HealthLeaders: Presbyterian built its reputation on value-based care. What would hospitals and health systems that aren't as integrated find surprising about competing on value?
Maxwell: When you have an integrated system where 65% to 70% of revenue is fixed on a per-member, per-month basis, you're less worried about the number of units you're pushing through and the revenue associated with each of those units and more concerned with where you're going to deliver the care and what is going to drive the highest level of quality at the most efficient cost.
That causes you to make different decisions in treating patients.
HealthLeaders: Can you share an example?
Maxwell: One is our ED. A few years ago, we implemented a patient navigation project. Patients enter and are triaged, and if the patient's condition is not at the level of acuity for an ED visit, we navigate that patient to a primary care setting and take care of the patient in the clinic rather than the hospital.
You're moving your revenue stream from an expensive ED to a less expensive physician office and also attaching that patient to a physician.
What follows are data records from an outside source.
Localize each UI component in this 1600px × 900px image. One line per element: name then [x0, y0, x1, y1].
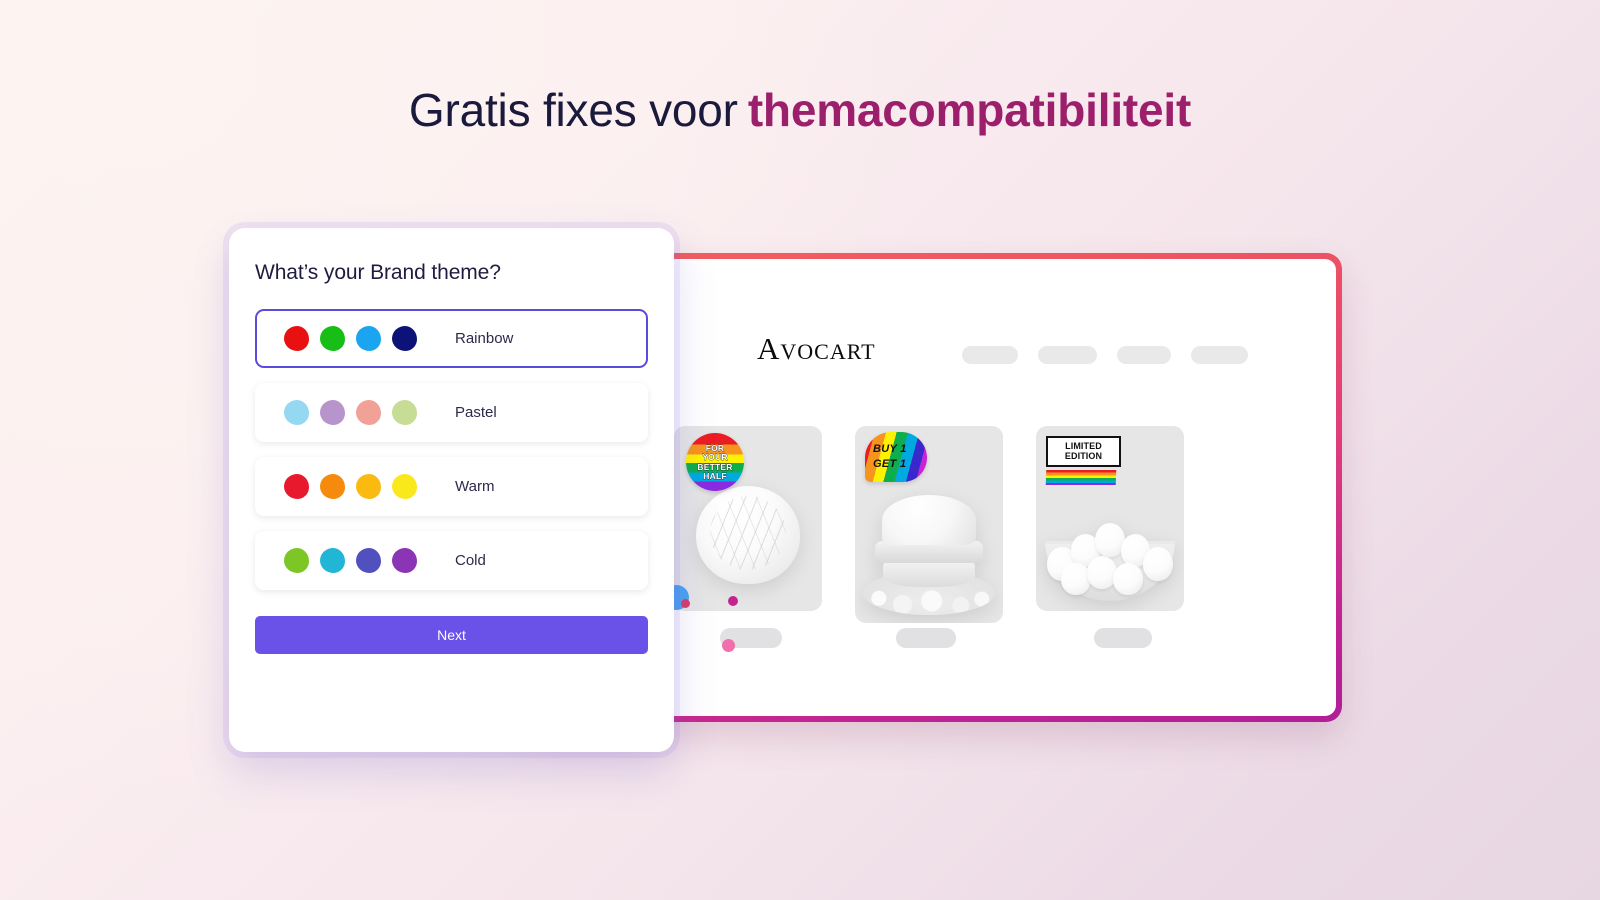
confetti-dot — [728, 596, 738, 606]
limited-edition-label-box: LIMITED EDITION — [1046, 436, 1121, 468]
product-title-placeholder — [896, 628, 956, 648]
product-image-card[interactable]: BUY 1 GET 1 — [855, 426, 1003, 623]
color-swatch — [284, 400, 309, 425]
confetti-dot — [722, 639, 735, 652]
nav-placeholder-item[interactable] — [1191, 346, 1248, 364]
color-swatch — [392, 474, 417, 499]
rainbow-sticker-badge-icon: FOR YOUR BETTER HALF — [686, 433, 744, 491]
product-item[interactable]: FOR YOUR BETTER HALF — [674, 426, 822, 648]
product-image-card[interactable]: FOR YOUR BETTER HALF — [674, 426, 822, 611]
theme-option-label: Warm — [455, 478, 495, 495]
color-swatch-group — [284, 474, 417, 499]
burger-top-bun-shape — [882, 495, 976, 545]
nav-placeholder-item[interactable] — [962, 346, 1018, 364]
color-swatch — [356, 474, 381, 499]
badge-line: FOR — [705, 442, 725, 453]
color-swatch-group — [284, 400, 417, 425]
limited-edition-badge-icon: LIMITED EDITION — [1045, 436, 1121, 486]
nav-placeholder-item[interactable] — [1117, 346, 1171, 364]
color-swatch — [284, 326, 309, 351]
speech-bubble-badge-icon: BUY 1 GET 1 — [865, 432, 927, 482]
color-swatch — [320, 400, 345, 425]
theme-option-label: Rainbow — [455, 330, 514, 347]
color-swatch-group — [284, 326, 417, 351]
color-swatch — [284, 474, 309, 499]
theme-option-label: Pastel — [455, 404, 497, 421]
badge-line: EDITION — [1064, 451, 1103, 462]
theme-option-rainbow[interactable]: Rainbow — [255, 309, 648, 368]
badge-line: BUY 1 — [873, 443, 907, 455]
burger-bottom-bun-shape — [883, 559, 975, 587]
confetti-dot — [681, 599, 690, 608]
color-swatch — [392, 400, 417, 425]
eggs-basket-image — [1041, 497, 1179, 601]
badge-line: LIMITED — [1065, 441, 1102, 451]
color-swatch — [320, 548, 345, 573]
egg-shape — [1113, 563, 1143, 595]
picker-title: What’s your Brand theme? — [255, 261, 501, 284]
badge-line: HALF — [703, 471, 727, 481]
page-title-part-one: Gratis fixes voor — [408, 84, 738, 136]
next-button[interactable]: Next — [255, 616, 648, 654]
rainbow-stripe-icon — [1045, 470, 1117, 486]
page-title-highlight: themacompatibiliteit — [747, 84, 1192, 136]
color-swatch — [320, 326, 345, 351]
color-swatch — [284, 548, 309, 573]
theme-option-warm[interactable]: Warm — [255, 457, 648, 516]
product-title-placeholder — [1094, 628, 1152, 648]
bread-loaf-image — [696, 486, 800, 584]
color-swatch — [356, 326, 381, 351]
page-title: Gratis fixes voor themacompatibiliteit — [0, 82, 1600, 140]
badge-line: YOUR — [702, 452, 728, 462]
color-swatch — [392, 548, 417, 573]
store-nav-placeholders — [962, 346, 1248, 364]
brand-theme-picker-card: What’s your Brand theme? Rainbow Pastel — [229, 228, 674, 752]
egg-shape — [1143, 547, 1173, 581]
product-item[interactable]: BUY 1 GET 1 — [855, 426, 1003, 648]
theme-option-label: Cold — [455, 552, 486, 569]
egg-shape — [1087, 556, 1117, 589]
color-swatch-group — [284, 548, 417, 573]
theme-option-cold[interactable]: Cold — [255, 531, 648, 590]
color-swatch — [320, 474, 345, 499]
product-item[interactable]: LIMITED EDITION — [1036, 426, 1184, 648]
burger-image — [863, 489, 995, 615]
badge-line: BETTER — [697, 461, 733, 472]
product-image-card[interactable]: LIMITED EDITION — [1036, 426, 1184, 611]
nav-placeholder-item[interactable] — [1038, 346, 1097, 364]
theme-option-list: Rainbow Pastel Warm Cold — [255, 309, 648, 590]
theme-option-pastel[interactable]: Pastel — [255, 383, 648, 442]
store-logo[interactable]: Avocart — [757, 331, 876, 367]
badge-line: GET 1 — [873, 458, 907, 470]
color-swatch — [356, 548, 381, 573]
color-swatch — [392, 326, 417, 351]
color-swatch — [356, 400, 381, 425]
In most cases with these patients, the ED is where they think they enter healthcare.
We're trying to change that behavior, but it's not going to happen on its own. With an integrated system, the incentive piece is right. If your revenues are fixed, you're more motivated to move it out to a different venue.
If instead you're more aligned with the idea that delivering more units equals more revenue, why would you move the volume? Our strategy and experience comes from being an integrated system. We think that's the right model, but truly what is different is you have to be able to take the risks and manage the patients in a completely different fashion.
HealthLeaders: What about growth in services outside the state?
Maxwell: At this point I don't see that as huge opportunity. We're believers in managing care and we can do that through our health plan partnerships. We don't have the capital resources to go outside of New Mexico [in services].
HealthLeaders: What advantages will you bring to this role, given that you've served in so many other senior leadership roles at Presbyterian?
Maxwell: I've been the CFO of the health plan as well as for the hospital and physician practice and then CFO for the entire system. I know how those components work separately, but more importantly, how they work together.
Also, I've had the opportunity to be chief operating officer for the physician practice for two years, which was a nice learning experience in getting into delivery of care options. The new roles for me will be the community involvement that's required of a CEO and becoming the public face of Presbyterian.
Philip Betbeze is the senior leadership editor at HealthLeaders.